Bex had tears in her eyes. Years ago, she had told Sam that the night her parents died in a car accident in Ohio, she sat straight up in bed, certain there was something very wrong. Within hours, she found out what it was.

“I’m not sure we can do much,” Sam said.

“Believe me when I say that everything that happened around the Craven’s Daughter reunion was organic.

We were deeply connected to Jen. What’s more, we knew the players.

I know the world’s making the most of the idea of two TV detectives as actual sleuths, but we’re actresses. ”

Macie adjusted their horn-rims in a way that signaled impatience with Sam’s line of argument.

“What you’re saying just proves you can help.

The world does think you know how to do this, which means you’ll be taken seriously.

People will talk to you. And more than that, because you’re actors, you understand what Ramona’s show means to her.

You won’t put it at risk. Actresses, detectives—it doesn’t matter to me, as long as someone finds her. ”

Sam leaned forward. “But if we find out she is at risk—”

“Then I’ll go straight to the police,” Macie said. “Right away, if I have a reason to believe she’s truly in danger.”

Sam was reassured. She was perfectly willing to go to the police herself, if it came to that.

“We’ll do it,” Vic said. “We’ll help you.”

“Vic,” Bex hissed.

“What? You can’t seriously be thinking of saying no? Macie came to us in the night! A woman is missing! You’re both in the same place at the same time! It’s destiny that you find Ramona. If you don’t help Macie, I will. My squad will back me up.”

Sam winced. The idea of Vic’s action-seeking young Hollywood friends chasing down Ramona Watts made her more nervous than the thought of having to deal with Chad again.

“Sam?”

Bex’s thigh pressed hard against hers. In the low light, the freckles Bex often hid under makeup looked nearly three-dimensional against her shadowed skin. “Maybe it couldn’t hurt to ask a few questions?” she asked.

Sam glanced at Bex’s notebook, which was filled with her tidy handwriting, little boxes and stars, and many underlines. “You don’t really mean a few questions.”

Bex closed her notebook with a smile. “Maybe however many we need to ask.”
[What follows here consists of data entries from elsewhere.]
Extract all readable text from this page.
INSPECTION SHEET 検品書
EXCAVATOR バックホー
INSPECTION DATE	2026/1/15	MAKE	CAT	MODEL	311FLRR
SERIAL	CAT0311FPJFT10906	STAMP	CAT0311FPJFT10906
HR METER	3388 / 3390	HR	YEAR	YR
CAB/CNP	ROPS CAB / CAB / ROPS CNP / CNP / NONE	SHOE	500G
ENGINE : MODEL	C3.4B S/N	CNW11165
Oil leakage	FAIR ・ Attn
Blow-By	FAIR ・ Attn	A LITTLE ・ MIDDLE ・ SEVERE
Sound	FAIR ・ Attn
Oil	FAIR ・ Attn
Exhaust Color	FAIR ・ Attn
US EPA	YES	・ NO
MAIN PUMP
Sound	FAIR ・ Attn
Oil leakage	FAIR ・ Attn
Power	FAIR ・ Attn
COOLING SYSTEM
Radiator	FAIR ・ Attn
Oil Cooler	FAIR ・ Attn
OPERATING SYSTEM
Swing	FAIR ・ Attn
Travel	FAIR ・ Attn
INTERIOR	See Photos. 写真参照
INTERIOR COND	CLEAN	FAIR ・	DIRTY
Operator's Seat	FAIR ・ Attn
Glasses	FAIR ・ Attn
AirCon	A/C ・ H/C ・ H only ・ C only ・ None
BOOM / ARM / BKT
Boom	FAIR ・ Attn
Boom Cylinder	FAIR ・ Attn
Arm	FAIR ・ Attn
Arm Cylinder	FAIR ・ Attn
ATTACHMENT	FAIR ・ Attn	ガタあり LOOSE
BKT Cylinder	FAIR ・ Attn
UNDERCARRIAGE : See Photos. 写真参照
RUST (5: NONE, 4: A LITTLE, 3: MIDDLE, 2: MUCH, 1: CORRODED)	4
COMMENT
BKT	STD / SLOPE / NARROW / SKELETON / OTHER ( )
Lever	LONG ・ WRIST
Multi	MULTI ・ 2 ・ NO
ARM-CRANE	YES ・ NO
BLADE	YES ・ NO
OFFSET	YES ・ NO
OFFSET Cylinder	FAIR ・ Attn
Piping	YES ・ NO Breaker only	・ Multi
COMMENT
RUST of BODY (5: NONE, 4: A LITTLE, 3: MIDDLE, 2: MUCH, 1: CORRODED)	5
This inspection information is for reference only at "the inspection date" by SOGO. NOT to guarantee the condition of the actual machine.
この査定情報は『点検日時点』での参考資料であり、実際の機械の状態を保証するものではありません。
Whatever the circumstances, Sam wouldn’t say no to Bexley Simon. Even if she could, Sam wasn’t the kind of person to turn away a genuine request for help.

She’d go with the flow, same as always, and steal the time and space to connect with Bex wherever they could grab it. Sam knew how to do that. She’d made herself an expert at it.

But she couldn’t seem to feel as excited as Vic was or as emotionally invested as Bex already seemed to be at the prospect of digging up Ramona Watts’s secrets. And she couldn’t tell if that was because her time with Bex was precious or if her intuition was picking up on something darker.

“I’ll give you whatever phone numbers and introductions you need,” Macie said. “I’ll be the muscle where it’s necessary, if someone won’t take your call. Please.”

“Okay. Yes,” Sam said.

Bex reached out and touched Macie’s arm. “We’ll do what we can. Everything we can.”

Sam stood up, reaching her hand down for Bex, who took it and stood up, too. Instead of letting go, Bex twined their fingers together. The tight knot deep in Sam’s chest relaxed.

“Stay out here as long as you need to,” Bex said to Macie.

Sam pulled on Bex’s hand to draw her back inside the house and—if Vic managed to take the hint—offer Macie some privacy.

And to give Sam, finally, at least one minute alone with Bex.